The latest demobilization of 53 children from Renegade Militia Group (RMG) in Western Bahr-El-Ghazal State is one of the biggest single releases since South Sudan became an independent Country on July 9th, 2011.
The 53 children of which 20 are originally from Northern Bahr el Ghazal and 33 are from Western Bahr el Ghazal, have been released in Mapel from an armed group under the command of one militia leader Maj. Gen. Hassan Deng, who took over the RMG leadership from Abdel Bagi Ayii who responded to the amnesty given by the government of South Sudan.
Maj. Gen. Deng has since joined the South Sudan Army and moved to Mapel for the re-organization exercise where they released the children from their ranks.
"Our ultimate goal is to ensure that all children still associated with armed forces and groups in the country are released and
returned to their communities to access reintegration assistance," said William Deng Deng, Chairperson of RSSDDRC - the country's authority in charge of the process.
"We urge all armed groups - including the renegade militia groups to cooperate and integrate their forces into the national army and facilitate immediate release of all children," he added.
The government of the Republic of South Sudan is committed to support the DDR process and uphold international legal standards that protect children in situations of armed conflict," he concluded.
In 2011, UNICEF has provided support to the RSSDDRC to facilitate the release and reintegration of 208 children from rebel militia groups operating mainly in the Greater Upper Nile and Bahr-el-Ghazal States of South Sudan.
"We appreciate the full support given to the RSSDDRC by the UNICEF, UNMISS and SPLA and we are optimistic that soon the release of the CAAFGs will come to an end in South Sudan," noted Mr. Oluku Andrew Holt, the Child DDR Coordinator in the RSSDDRC.
"We are aware that the reintegration of the former CAAFGs has been the biggest challenge and currently we are exploring options on how to address that," added Oluku
"The recruitment or use of children by armed groups is a violation of international law and is also prohibited by the Child Act of South Sudan," said Dr.

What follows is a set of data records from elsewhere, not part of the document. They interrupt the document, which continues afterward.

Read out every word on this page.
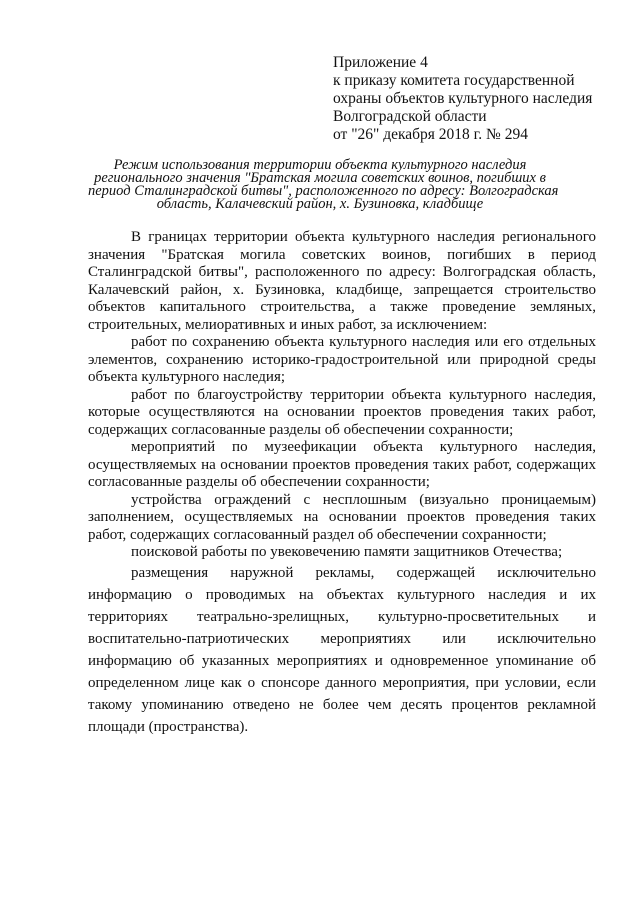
Приложение 4
к приказу комитета государственной
охраны объектов культурного наследия
Волгоградской области
от "26" декабря 2018 г. № 294
Режим использования территории объекта культурного наследия
регионального значения "Братская могила советских воинов, погибших в
период Сталинградской битвы", расположенного по адресу: Волгоградская
область, Калачевский район, х. Бузиновка, кладбище

В границах территории объекта культурного наследия регионального значения "Братская могила советских воинов, погибших в период Сталинградской битвы", расположенного по адресу: Волгоградская область, Калачевский район, х. Бузиновка, кладбище, запрещается строительство объектов капитального строительства, а также проведение земляных, строительных, мелиоративных и иных работ, за исключением:

работ по сохранению объекта культурного наследия или его отдельных элементов, сохранению историко-градостроительной или природной среды объекта культурного наследия;

работ по благоустройству территории объекта культурного наследия, которые осуществляются на основании проектов проведения таких работ, содержащих согласованные разделы об обеспечении сохранности;

мероприятий по музеефикации объекта культурного наследия, осуществляемых на основании проектов проведения таких работ, содержащих согласованные разделы об обеспечении сохранности;

устройства ограждений с несплошным (визуально проницаемым) заполнением, осуществляемых на основании проектов проведения таких работ, содержащих согласованный раздел об обеспечении сохранности;

поисковой работы по увековечению памяти защитников Отечества;

размещения наружной рекламы, содержащей исключительно информацию о проводимых на объектах культурного наследия и их территориях театрально-зрелищных, культурно-просветительных и воспитательно-патриотических мероприятиях или исключительно информацию об указанных мероприятиях и одновременное упоминание об определенном лице как о спонсоре данного мероприятия, при условии, если такому упоминанию отведено не более чем десять процентов рекламной площади (пространства).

Yasmin Ali Haque, Representative for UNICEF in South Sudan.
"The release and return to their families of these children today opens a new chapter in their lives-a chapter of hope and opportunities," she added.

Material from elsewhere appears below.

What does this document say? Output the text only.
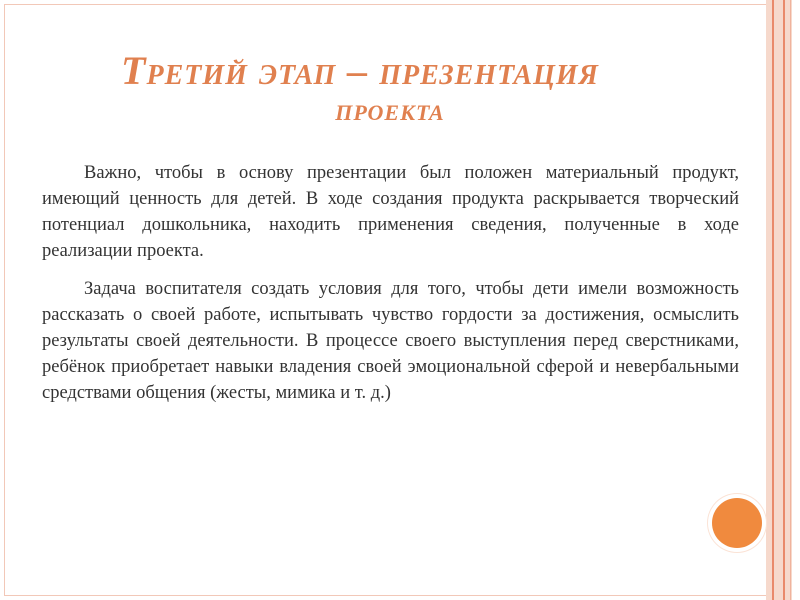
Третий этап – презентация
проекта

Важно, чтобы в основу презентации был положен материальный продукт, имеющий ценность для детей. В ходе создания продукта раскрывается творческий потенциал дошкольника, находить применения сведения, полученные в ходе реализации проекта.

Задача воспитателя создать условия для того, чтобы дети имели возможность рассказать о своей работе, испытывать чувство гордости за достижения, осмыслить результаты своей деятельности. В процессе своего выступления перед сверстниками, ребёнок приобретает навыки владения своей эмоциональной сферой и невербальными средствами общения (жесты, мимика и т. д.)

There are an unknown number of children believed to be associated with RMGs in South Sudan but the Government of South Sudan estimates to support the release and reintegration of 1500 CAAFGs as envisaged in the new South Sudan DDR Policy, 2011.
Since 2005, the SSDDRC has been collaborating with UNICEF to establish sound policies and procedures for the release of children associated with armed forces or groups which clearly spell out the social work processes such as facilitating tracing of their families to ensure sustainable reintegration into their communities and prevent future recruitment or use of children.